The DOJ said the city has agreed to allow an independent monitor and the courts to oversee reforms at the police department, along with community input and involvement.
According to a joint statement, the department and the city plan to implement reform in eight areas of concern: "use of force policies, interactions with individuals with mental illness and other disabilities, tactical units, training, internal investigations and civilian complaints, management and supervision, recruitment and selection of officers, and community engagement and oversight."
"This agreement marks an important step forward in addressing the unreasonable use of deadly force uncovered in our investigation into the Albuquerque Police Department," Attorney General Eric Holder said Thursday.
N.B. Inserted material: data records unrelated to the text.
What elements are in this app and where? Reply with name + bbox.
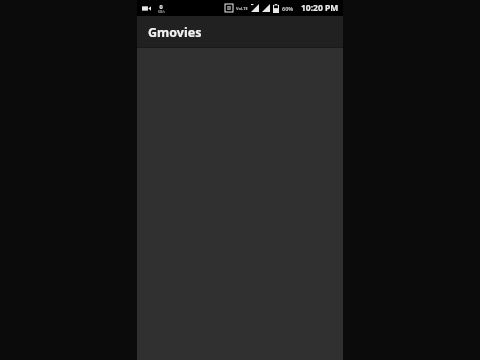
staticText: VoLTE bbox=[236, 6, 248, 11]
button[interactable]: Gmovies bbox=[137, 16, 343, 48]
staticText: 10:20 PM bbox=[301, 2, 339, 14]
staticText: 0 bbox=[159, 3, 163, 10]
staticText: KB/s bbox=[158, 10, 165, 14]
staticText: 60% bbox=[282, 5, 294, 12]
staticText: Gmovies bbox=[148, 24, 202, 41]
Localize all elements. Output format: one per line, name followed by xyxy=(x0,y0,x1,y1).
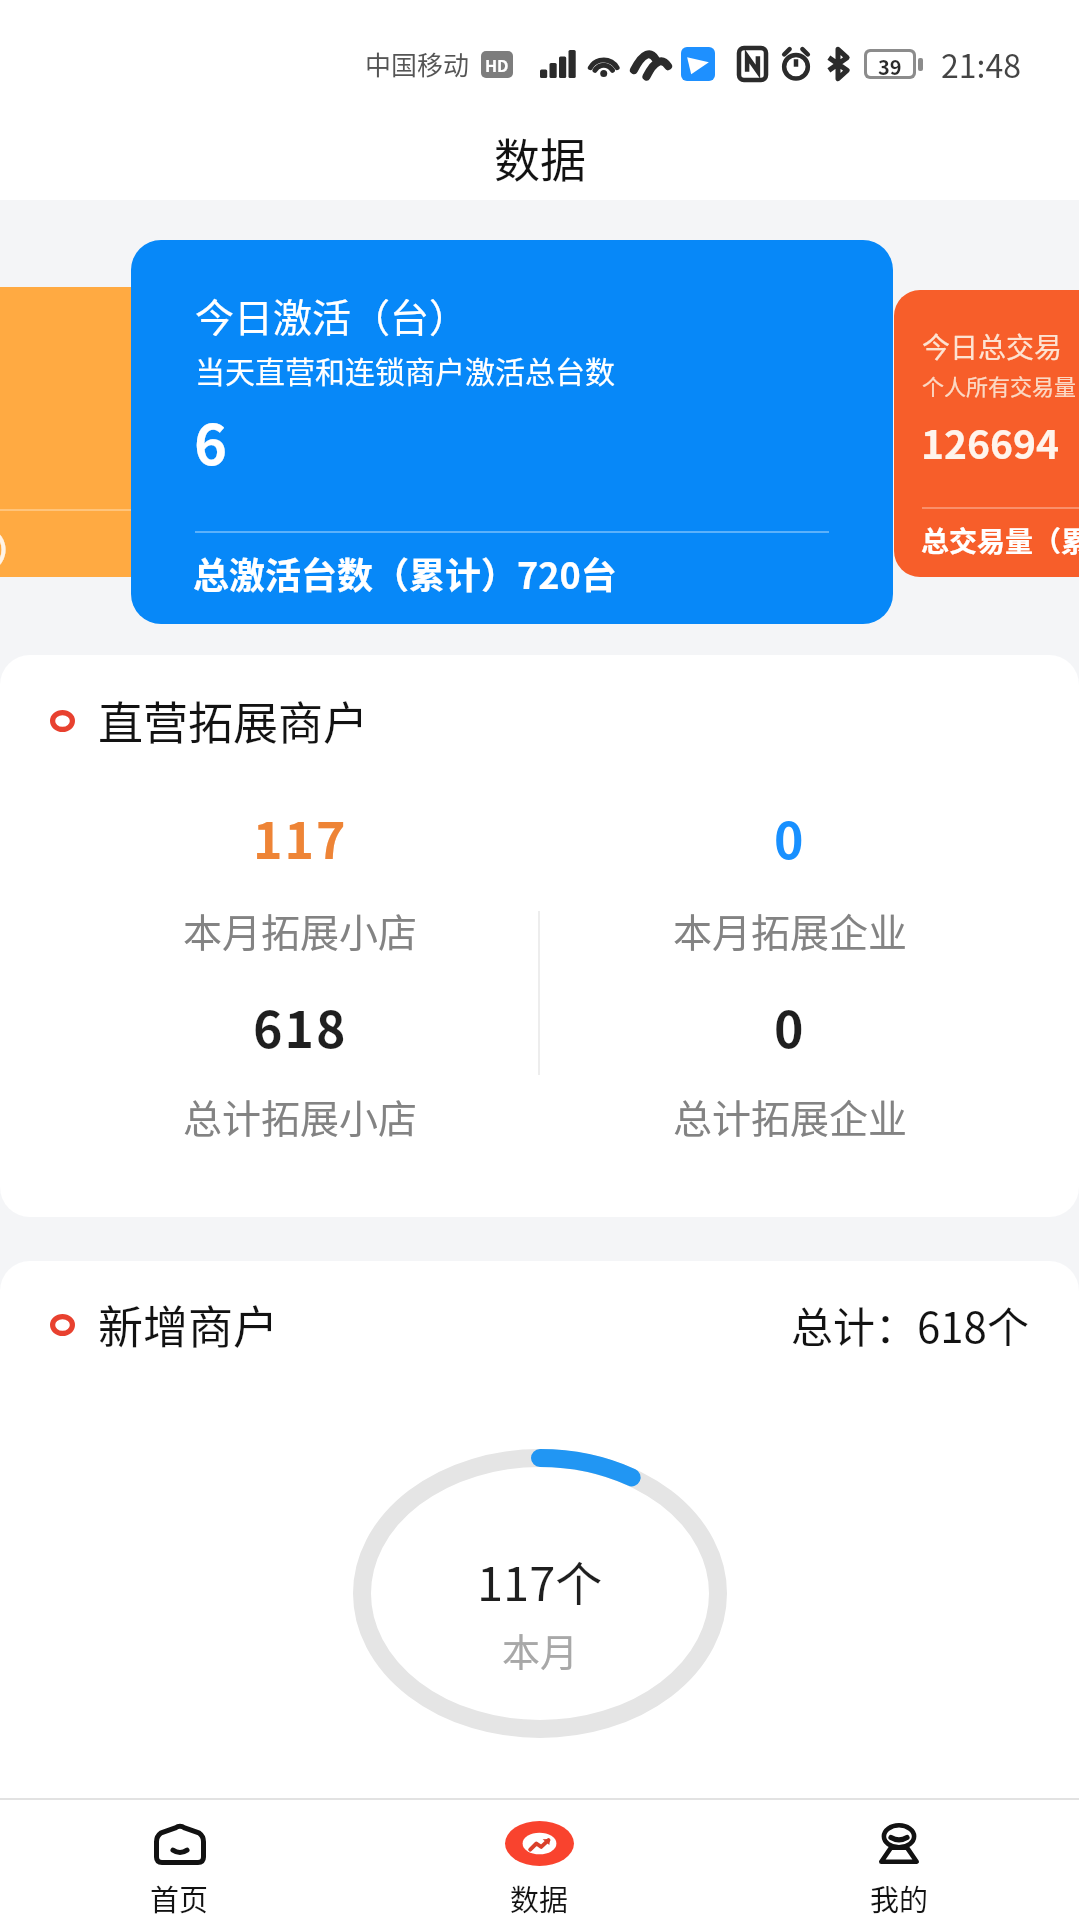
staticText: 直营拓展商户 xyxy=(98,688,369,753)
staticText: 39 xyxy=(878,52,902,76)
staticText: 总激活台数（累计）720台 xyxy=(193,547,617,599)
staticText: 数据 xyxy=(494,124,586,191)
staticText: 数据 xyxy=(510,1877,569,1919)
button[interactable]: Data xyxy=(359,1800,719,1919)
staticText: 总交易量（累 xyxy=(921,520,1079,561)
staticText: 21:48 xyxy=(941,41,1021,87)
staticText: 0 xyxy=(774,990,806,1062)
staticText: 本月拓展小店 xyxy=(183,902,418,958)
staticText: 新增商户 xyxy=(98,1292,279,1357)
staticText: 126694 xyxy=(921,414,1060,470)
button[interactable]: Home xyxy=(0,1800,359,1919)
staticText: HD xyxy=(485,53,509,76)
staticText: 6 xyxy=(194,400,228,481)
staticText: 今日激活（台） xyxy=(195,287,469,343)
staticText: 618 xyxy=(253,990,348,1062)
staticText: 我的 xyxy=(870,1877,929,1919)
staticText: 总计：618个 xyxy=(791,1294,1029,1355)
staticText: 中国移动 xyxy=(365,45,470,83)
staticText: 117个 xyxy=(477,1546,603,1614)
button[interactable]: 今日激活（台） xyxy=(131,240,893,624)
button[interactable]: Profile xyxy=(719,1800,1079,1919)
staticText: 总计拓展小店 xyxy=(183,1088,418,1144)
staticText: 首页 xyxy=(150,1877,209,1919)
staticText: 0 xyxy=(774,801,806,873)
staticText: 117 xyxy=(253,801,348,873)
staticText: 今日总交易 xyxy=(922,326,1063,367)
staticText: 本月 xyxy=(502,1622,579,1677)
staticText: 额） xyxy=(0,524,28,573)
staticText: 总计拓展企业 xyxy=(673,1088,908,1144)
staticText: 个人所有交易量 xyxy=(922,369,1077,401)
staticText: 本月拓展企业 xyxy=(673,902,908,958)
staticText: 当天直营和连锁商户激活总台数 xyxy=(195,348,615,391)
The Justice Department concluded in a report released in April that Albuquerque Police had a history of brutality and unnecessary deadly force. "The pattern and practice is the result of serious systemic deficiencies in policy, training, supervision and accountability. The police department's failure to ensure that officers respect the Constitution undermines public trust," the DOJ said in the report.
"I am confident that the Albuquerque Police Department will be able to correct troubling practices, restore public trust, and better protect its citizens against all threats and dangers -- while providing the model of professionalism and fairness that all Americans deserve," Holder said.
The reforms will include input from the community and the police department. "We have asked for and received valuable ideas and insights from officers, members of the community, representatives of many organizations, and others who have a stake in the future of our community," said Damon Martinez, U.S. attorney for the District of New Mexico.
Police brutality in Albuquerque, New Mexico's most populous city reached a boiling point in March when protesters clashed with police for more than 12 hours over the fatal shooting of James Boyd, 38, a homeless man.